D’un geste vif, il souleva la cape de Guillaume au niveau de l’épaule comme s’il avait remarqué quelque chose. Guillaume sursauta et se dégagea prestement ; aussitôt, il se mordit la lèvre pour ce réflexe stupide, se rappelant qu’il ne portait pas son manteau à la croix brodée.

-Ce n’était qu’un insecte, susurra le jeune homme avec un grand sourire. Oh, dites-moi, c’est une bien belle épée que vous avez là. Puis-je la voir ?
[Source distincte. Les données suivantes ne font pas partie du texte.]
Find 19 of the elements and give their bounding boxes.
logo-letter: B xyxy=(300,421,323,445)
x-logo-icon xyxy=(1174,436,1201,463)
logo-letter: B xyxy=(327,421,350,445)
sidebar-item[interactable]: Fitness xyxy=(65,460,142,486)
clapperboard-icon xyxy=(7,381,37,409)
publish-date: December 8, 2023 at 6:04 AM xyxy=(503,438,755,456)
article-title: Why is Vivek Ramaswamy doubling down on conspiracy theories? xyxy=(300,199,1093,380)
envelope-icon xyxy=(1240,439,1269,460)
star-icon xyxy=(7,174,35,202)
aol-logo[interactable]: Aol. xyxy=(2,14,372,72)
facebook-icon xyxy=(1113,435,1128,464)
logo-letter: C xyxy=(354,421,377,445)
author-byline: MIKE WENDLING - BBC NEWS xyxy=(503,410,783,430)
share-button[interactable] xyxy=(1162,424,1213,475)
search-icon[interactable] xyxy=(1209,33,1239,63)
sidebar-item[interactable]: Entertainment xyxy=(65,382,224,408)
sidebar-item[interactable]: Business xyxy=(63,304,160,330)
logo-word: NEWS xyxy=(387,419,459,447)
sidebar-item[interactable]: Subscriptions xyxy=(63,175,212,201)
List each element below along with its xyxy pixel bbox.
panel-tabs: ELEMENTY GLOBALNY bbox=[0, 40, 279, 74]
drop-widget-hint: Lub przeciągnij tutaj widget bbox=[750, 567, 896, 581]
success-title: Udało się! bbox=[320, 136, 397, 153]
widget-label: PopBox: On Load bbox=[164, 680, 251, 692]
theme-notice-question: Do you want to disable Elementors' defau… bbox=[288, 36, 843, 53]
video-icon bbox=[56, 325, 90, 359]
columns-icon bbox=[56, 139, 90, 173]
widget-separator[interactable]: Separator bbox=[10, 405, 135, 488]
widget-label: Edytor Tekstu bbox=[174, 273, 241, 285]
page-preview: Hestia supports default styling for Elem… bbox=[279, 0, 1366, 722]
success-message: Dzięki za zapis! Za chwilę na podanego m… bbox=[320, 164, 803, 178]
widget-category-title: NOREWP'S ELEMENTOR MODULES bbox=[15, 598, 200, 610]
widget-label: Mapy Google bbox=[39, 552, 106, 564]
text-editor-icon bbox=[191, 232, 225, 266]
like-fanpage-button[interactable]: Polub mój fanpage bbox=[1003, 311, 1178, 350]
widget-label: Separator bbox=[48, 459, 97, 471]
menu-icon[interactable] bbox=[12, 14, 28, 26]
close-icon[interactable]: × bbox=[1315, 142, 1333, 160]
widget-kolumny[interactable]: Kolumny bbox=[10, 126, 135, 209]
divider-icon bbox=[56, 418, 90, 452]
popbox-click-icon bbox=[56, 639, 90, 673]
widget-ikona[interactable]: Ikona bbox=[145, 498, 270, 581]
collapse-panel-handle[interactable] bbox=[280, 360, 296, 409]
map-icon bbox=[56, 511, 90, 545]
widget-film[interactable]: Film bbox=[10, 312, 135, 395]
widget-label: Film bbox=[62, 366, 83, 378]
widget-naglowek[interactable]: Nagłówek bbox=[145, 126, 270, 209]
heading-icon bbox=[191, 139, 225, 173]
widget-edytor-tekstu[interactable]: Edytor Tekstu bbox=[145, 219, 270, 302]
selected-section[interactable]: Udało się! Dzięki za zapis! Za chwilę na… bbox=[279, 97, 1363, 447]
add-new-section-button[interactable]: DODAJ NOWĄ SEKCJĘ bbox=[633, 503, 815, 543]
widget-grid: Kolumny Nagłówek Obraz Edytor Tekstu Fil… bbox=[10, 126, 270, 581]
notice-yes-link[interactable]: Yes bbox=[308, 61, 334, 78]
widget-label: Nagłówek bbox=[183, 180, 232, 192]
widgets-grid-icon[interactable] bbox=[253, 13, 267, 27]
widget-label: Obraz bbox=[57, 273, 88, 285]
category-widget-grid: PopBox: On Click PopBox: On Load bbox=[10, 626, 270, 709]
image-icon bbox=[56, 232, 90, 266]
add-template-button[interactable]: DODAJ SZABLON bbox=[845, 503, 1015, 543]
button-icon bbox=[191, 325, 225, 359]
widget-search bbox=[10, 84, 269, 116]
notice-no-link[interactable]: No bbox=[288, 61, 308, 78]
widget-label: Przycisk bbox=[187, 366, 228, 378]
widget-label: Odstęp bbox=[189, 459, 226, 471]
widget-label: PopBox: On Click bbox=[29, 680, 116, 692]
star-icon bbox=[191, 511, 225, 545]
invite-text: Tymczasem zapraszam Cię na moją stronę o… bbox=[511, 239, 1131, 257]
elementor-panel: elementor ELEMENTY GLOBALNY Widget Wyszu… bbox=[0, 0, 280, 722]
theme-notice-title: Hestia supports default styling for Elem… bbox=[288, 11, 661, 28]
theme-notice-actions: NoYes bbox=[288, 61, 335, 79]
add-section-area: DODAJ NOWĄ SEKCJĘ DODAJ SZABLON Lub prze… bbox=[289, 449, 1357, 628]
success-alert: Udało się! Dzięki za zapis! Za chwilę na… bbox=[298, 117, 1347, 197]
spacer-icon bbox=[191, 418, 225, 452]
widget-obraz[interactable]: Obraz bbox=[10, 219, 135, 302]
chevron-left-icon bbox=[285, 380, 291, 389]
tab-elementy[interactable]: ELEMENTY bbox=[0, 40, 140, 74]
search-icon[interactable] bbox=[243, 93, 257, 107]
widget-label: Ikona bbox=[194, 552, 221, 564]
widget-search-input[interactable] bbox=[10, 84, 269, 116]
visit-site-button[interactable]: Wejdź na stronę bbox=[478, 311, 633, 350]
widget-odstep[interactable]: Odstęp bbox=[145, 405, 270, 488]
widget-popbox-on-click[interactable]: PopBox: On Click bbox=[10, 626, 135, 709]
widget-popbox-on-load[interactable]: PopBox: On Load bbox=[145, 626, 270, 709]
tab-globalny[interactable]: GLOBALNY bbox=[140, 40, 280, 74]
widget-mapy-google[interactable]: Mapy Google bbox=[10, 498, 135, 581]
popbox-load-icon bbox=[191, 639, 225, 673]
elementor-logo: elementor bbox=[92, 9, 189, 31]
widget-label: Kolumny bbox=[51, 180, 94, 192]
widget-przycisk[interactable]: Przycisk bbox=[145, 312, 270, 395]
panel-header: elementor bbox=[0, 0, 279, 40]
Guillaume avait grande envie de la tirer pour le pourfendre en deux. Que pouvait-il faire, sinon la lui tendre avec toute la grâce possible ? C’était sa lame de Templier, dont il n’avait pu se défaire : elle ne portait aucun signe distinctif, mais elle paraissait d’un peu trop bonne façon pour un simple garde, et Eric ne manqua pas de s’en extasier.

-Une véritable épée de chevalier, dites-moi. Votre seigneur doit vous tenir en estime particulière, car je n’en ai pas vu de telles sur vos congénères.

Guillaume resta silencieux, redoutant que le moindre mot ne le trahisse. Bastien sauva la situation :

-Vous souhaitez visiter les jardins, messire ? Je peux vous les présenter. Quoiqu’ils ne soient guère florissants en cette saison, on peut y voir des herbes rares.

-Avec grand plaisir, affirma gaiement Eric.

Bastien l’entraîna loin de ses deux compagnons, qui rebroussèrent chemin vers le château. Il présenta les différentes sortes de plantes qu’il faisait croître : un grand nombre étaient des herbes médicinales dont il n’était pas peu fier.

-Oh, je connais celle-ci, s’écria tout à coup le jeune écuyer. Savez-vous qu’il en existe une très semblable, mais dont une seule tige, au lieu de guérir, peut empoisonner un bœuf ? Etonnant, n’est-ce pas, comme le mal peut se dissimuler sous les apparences du bien.

-Certes, répondit Bastien d’un ton neutre. Notez que les plantes qui guérissent, à forte dose, finissent toujours par devenir des poisons, et bien souvent, l’inverse est vrai aussi.

Eric répliqua, et insensiblement ils en vinrent à débattre sur le bien et le mal et la facilité avec laquelle on peut basculer de l’un à l’autre. Bastien se laissa entraîner par la conversation, jusqu’à ce qu’Eric conclue :

-Vous m’avez beaucoup instruit, mon ami, je ne croyais pas entendre citer Saint-Augustin par un jardinier. J’espère que nos routes se croiseront à nouveau.